Technically, 29" tyres are just extra-fat 28" tires, the rim diametre is 622 mm for both tyres. Surprisingly, 27" tyres have a larger rim, 630 mm, than 29" tyres.
The other parameter limiting the use of the tube is the width of the tyre. As 27" tyres have a maximum size of 35-630, 29" tyres start at 50-622. Thus, the tube for 27"/28" tyres will be somewhat overly inflated (according to it's specification) in a 29" tyre.

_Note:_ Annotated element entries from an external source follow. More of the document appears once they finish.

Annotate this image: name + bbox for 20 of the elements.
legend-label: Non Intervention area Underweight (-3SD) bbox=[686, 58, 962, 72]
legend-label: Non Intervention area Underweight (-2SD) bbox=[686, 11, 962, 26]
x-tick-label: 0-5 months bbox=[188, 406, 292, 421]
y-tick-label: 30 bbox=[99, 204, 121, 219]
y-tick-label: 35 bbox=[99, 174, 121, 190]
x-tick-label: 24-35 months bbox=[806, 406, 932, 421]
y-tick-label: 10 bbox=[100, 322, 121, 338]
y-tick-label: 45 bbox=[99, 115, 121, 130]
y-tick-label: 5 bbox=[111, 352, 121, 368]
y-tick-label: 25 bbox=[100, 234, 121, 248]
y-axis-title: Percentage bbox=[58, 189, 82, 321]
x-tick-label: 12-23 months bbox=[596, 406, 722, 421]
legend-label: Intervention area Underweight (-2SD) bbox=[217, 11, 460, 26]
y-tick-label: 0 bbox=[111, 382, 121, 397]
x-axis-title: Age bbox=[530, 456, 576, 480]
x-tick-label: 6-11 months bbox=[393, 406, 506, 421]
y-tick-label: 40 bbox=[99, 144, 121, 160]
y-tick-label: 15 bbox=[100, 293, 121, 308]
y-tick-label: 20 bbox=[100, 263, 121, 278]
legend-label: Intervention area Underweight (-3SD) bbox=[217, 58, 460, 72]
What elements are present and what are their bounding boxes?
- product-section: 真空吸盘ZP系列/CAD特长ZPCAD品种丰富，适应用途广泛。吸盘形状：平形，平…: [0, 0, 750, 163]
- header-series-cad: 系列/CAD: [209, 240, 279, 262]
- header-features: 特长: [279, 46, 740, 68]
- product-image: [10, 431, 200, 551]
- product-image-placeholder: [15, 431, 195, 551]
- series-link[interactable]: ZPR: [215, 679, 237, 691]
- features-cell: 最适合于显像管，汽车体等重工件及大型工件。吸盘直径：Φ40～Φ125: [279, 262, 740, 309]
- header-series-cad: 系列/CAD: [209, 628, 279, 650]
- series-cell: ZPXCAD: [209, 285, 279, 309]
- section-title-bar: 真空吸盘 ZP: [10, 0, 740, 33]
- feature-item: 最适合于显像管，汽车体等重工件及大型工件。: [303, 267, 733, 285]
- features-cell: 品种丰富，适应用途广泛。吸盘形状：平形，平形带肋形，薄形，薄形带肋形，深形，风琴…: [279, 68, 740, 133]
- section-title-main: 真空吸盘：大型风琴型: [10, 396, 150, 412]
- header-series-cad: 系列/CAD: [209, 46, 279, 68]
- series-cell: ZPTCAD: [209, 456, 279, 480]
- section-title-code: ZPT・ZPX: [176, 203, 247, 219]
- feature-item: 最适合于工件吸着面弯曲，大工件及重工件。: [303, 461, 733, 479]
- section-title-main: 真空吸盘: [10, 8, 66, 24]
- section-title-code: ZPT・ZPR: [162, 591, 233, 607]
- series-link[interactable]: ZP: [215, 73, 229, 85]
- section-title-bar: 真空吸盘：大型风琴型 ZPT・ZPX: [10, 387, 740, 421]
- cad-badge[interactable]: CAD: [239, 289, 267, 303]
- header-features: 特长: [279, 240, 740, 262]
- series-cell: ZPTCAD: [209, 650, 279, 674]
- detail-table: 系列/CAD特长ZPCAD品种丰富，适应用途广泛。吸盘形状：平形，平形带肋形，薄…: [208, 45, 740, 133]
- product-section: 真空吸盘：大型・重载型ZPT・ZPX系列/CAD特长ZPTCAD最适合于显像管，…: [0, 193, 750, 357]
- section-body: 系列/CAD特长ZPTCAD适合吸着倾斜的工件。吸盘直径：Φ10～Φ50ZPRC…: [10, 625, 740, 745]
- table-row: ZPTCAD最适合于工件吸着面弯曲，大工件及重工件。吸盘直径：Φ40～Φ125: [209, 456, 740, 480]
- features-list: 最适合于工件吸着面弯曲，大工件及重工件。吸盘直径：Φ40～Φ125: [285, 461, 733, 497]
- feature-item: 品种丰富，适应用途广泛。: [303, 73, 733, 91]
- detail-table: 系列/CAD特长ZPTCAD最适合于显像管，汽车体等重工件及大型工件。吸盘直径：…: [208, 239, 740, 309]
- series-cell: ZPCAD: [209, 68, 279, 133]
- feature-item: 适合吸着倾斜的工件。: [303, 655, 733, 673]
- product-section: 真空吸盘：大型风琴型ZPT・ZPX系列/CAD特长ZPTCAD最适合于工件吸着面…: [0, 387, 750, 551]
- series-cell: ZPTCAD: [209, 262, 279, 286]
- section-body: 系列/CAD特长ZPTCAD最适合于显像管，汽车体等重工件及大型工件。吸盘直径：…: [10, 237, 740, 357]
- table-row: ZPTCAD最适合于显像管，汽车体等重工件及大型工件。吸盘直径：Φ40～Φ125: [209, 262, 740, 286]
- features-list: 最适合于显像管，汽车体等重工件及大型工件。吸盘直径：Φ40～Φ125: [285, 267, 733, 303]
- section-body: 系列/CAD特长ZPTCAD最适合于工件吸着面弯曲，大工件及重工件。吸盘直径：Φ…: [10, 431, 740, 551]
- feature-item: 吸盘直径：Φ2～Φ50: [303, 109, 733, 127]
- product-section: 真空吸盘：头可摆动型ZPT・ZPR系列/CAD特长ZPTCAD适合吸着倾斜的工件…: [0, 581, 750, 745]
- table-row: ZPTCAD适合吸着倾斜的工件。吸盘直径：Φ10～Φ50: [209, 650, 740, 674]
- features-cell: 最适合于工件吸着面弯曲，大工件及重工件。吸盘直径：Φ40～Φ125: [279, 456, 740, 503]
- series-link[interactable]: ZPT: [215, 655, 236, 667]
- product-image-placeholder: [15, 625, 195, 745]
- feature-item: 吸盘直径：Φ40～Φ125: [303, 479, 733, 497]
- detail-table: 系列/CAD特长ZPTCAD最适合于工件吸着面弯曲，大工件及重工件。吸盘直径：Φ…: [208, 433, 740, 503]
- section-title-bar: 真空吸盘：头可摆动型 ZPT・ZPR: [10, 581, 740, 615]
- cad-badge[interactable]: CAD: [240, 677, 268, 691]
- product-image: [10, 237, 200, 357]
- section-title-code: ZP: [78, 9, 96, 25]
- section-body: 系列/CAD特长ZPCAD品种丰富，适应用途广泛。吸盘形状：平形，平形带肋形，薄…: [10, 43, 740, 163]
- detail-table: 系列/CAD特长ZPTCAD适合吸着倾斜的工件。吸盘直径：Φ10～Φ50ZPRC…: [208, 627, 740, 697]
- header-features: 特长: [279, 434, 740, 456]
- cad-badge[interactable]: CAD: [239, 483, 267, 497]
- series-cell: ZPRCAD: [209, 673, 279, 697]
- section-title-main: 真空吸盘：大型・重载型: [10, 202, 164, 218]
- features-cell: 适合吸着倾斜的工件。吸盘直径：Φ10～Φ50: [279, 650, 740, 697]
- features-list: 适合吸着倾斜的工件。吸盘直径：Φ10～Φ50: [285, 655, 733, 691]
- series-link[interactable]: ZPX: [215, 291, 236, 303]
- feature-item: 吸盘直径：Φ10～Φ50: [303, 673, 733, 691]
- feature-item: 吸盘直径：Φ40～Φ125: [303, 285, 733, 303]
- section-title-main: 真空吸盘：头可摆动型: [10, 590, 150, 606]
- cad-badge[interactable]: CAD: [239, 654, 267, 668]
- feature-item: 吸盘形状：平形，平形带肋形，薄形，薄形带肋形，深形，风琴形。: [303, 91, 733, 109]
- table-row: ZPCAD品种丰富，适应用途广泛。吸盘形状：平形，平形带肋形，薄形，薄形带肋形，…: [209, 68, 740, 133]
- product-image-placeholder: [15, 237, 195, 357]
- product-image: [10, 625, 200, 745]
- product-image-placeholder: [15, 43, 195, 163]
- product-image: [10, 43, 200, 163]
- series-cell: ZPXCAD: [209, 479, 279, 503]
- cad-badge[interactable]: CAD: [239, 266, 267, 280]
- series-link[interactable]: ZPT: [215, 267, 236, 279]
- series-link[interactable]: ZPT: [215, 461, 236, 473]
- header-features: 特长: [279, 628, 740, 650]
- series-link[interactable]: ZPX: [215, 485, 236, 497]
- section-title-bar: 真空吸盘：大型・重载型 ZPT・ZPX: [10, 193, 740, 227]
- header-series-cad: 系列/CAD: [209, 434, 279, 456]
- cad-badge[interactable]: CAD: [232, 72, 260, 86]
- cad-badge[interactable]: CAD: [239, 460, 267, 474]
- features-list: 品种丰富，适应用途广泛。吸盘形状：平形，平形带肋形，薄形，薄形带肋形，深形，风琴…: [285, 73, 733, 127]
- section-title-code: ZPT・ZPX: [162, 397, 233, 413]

https://www.schwalbe.com/media/29/9b/36/1711611433/faq_reifengroessen_28032024.pdf

[–] fallaciousBasis@lemmy.world 4 points 1 month ago (1 children)

What's really crazy...

27" → 630 mm (old road standard)

29" / 700c / 28" → 622 mm (mainstream)

27.5" / 650B → 584 mm (had one of these, can also fit a 26" tires in some cases, which are typically 559 mm)

Now they're doing 32" with 686mm beads.

[–] ALiteralCabbage@feddit.uk 1 points 1 month ago

This is why ETRTO matters - everyone should know 622 is 29, 28, and 700c (and honestly, using the a, b, and c, "standards" is insane anyway.